Johnson’s The Creation

Sprague Memorial Hall, 470 College Street, New Haven

Free


 

The Mitchell-Ruff Duo will give a performance exploring the African American oral traditions of music, worship, and dance in New Haven’s Sprague Memorial Hall (430 College St.) on Thursday, March 12 at 8 pm. The program, which includes the danced version of James Weldon Johnson’s “The Creation” by Carmen de Lavallade, will unfold around a conversation about improvisation, sacred music, and the work of Johnson, the noted Harlem Renaissance writer and civil rights activist.  During the evening, the filmed version of last year’s celebration at Battell Chapel of one thousand New Haven Public School children singing “Lift every Voice and Sing” and of Ms. de Lavallade’s dance of the “Creation” from God’s Trombones will be unveiled.
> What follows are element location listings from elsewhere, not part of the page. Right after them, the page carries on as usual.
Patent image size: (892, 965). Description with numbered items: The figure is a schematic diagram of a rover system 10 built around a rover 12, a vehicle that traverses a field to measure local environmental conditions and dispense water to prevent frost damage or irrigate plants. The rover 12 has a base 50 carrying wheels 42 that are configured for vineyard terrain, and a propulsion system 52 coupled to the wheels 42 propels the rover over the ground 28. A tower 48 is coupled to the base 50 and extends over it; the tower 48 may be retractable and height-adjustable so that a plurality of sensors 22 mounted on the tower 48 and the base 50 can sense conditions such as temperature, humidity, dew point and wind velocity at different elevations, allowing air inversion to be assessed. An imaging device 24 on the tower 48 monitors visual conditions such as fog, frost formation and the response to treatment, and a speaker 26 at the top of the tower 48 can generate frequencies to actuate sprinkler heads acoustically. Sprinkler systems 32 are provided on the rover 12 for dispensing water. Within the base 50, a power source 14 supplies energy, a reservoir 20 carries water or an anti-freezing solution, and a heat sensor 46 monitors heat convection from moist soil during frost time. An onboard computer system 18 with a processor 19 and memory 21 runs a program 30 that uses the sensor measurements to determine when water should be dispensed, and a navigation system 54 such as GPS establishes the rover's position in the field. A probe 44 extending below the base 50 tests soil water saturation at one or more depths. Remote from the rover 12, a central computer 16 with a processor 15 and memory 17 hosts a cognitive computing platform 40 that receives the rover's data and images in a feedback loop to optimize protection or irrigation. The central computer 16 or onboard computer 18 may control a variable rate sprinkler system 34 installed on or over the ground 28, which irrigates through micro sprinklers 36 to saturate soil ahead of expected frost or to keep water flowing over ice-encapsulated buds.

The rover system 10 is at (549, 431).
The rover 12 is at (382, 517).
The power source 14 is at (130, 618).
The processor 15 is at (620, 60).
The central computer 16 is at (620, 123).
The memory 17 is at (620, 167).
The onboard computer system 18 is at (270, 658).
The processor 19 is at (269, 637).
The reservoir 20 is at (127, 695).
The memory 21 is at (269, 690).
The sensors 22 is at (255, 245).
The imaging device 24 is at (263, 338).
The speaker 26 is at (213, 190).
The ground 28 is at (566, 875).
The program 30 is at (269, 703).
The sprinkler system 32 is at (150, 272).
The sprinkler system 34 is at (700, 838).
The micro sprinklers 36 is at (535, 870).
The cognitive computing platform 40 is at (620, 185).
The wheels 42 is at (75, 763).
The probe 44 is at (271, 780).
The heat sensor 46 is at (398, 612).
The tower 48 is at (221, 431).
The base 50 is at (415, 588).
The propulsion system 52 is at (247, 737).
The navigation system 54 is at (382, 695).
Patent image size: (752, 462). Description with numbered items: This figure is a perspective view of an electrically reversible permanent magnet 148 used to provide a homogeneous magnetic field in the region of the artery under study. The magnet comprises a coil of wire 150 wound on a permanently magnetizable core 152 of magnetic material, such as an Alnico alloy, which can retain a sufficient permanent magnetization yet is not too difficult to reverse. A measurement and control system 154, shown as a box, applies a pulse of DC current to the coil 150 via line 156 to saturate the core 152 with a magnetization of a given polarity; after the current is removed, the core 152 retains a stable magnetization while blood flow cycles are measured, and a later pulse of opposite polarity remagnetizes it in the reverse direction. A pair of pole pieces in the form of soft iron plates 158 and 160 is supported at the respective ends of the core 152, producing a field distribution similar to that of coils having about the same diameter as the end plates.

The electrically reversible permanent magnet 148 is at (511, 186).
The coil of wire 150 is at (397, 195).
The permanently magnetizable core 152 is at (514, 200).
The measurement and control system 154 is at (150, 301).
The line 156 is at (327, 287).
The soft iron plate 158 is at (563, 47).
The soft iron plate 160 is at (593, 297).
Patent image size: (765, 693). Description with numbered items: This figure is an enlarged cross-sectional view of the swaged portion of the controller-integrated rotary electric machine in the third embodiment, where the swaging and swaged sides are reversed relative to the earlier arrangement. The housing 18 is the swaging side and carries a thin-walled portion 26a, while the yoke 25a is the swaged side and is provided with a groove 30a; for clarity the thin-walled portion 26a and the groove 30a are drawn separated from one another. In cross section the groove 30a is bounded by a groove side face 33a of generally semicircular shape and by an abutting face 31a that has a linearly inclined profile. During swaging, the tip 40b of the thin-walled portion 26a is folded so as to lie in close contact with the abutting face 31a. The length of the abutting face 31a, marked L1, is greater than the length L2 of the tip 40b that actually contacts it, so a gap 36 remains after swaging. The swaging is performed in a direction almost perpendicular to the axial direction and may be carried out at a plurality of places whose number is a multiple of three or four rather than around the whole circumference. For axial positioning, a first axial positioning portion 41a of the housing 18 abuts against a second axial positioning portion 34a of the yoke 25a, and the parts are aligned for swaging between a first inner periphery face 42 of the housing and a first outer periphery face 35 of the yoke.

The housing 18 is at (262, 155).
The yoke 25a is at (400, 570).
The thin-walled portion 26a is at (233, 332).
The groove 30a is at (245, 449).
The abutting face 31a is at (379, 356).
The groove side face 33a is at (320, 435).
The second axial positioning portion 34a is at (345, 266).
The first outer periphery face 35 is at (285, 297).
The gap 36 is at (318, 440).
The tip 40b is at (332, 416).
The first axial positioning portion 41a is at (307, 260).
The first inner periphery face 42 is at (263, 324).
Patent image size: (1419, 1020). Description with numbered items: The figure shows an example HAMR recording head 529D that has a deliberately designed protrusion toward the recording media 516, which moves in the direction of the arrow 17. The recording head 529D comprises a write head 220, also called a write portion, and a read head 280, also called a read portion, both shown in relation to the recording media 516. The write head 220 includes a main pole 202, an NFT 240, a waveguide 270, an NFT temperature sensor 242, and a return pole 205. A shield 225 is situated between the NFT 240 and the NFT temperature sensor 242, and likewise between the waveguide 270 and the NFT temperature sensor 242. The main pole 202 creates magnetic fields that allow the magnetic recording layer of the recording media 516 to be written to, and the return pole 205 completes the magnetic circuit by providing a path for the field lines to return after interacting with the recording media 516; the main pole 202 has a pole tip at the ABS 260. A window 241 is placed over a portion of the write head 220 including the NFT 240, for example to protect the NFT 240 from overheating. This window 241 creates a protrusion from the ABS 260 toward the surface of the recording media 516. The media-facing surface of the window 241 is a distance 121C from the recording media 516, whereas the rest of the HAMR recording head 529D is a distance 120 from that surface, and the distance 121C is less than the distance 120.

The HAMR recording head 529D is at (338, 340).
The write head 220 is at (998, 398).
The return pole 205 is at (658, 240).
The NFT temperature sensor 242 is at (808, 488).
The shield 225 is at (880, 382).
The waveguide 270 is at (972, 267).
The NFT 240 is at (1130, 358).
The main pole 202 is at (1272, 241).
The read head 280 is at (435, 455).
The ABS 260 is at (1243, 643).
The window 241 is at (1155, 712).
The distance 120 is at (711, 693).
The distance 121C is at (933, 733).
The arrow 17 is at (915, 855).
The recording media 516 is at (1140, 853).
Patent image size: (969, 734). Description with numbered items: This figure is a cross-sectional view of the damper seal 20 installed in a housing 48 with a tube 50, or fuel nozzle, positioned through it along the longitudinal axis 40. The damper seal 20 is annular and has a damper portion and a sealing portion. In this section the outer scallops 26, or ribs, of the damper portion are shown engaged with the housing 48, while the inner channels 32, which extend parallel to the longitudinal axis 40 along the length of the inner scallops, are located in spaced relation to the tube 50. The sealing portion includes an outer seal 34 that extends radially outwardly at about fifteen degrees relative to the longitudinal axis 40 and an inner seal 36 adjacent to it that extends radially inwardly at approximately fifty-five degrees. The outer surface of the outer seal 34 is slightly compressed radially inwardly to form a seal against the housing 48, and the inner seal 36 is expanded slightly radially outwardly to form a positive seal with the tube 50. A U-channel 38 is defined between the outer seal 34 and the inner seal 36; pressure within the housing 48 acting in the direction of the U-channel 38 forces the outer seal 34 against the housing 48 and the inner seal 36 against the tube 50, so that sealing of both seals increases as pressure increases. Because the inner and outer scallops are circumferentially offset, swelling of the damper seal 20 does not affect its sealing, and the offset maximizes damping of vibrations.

The Mitchell-Ruff Duo has been delighting audiences since 1955, when the pianist Dwike Mitchell and the bassist and French horn player Willie Ruff left Lionel Hampton’s band to strike out on their own. Ruff is a member of the Yale faculty, and in addition to his performance schedule, serves as curator of the Duke Ellington Fellowships, a program that he created at Yale to bring the giants of black American music to New Haven throughout the year to teach at Yale and in the city’s predominantly black public schools: singers like Odetta and Bessie Jones, arrangers like Benny Carter, tap dancers like Honi Coles and instrumentalists like Charlie Mingus and Dizzy Gillespie.

Carmen de Lavallade is also no stranger to New Haven audiences. Formerly on the faculty of the Yale School of Drama as a choreographer and performer-in-residence, she has staged musicals, plays, and operas, and was a member of the Yale Repertory Theatre. Now based in New York, she continues to teach, lecture, and perform.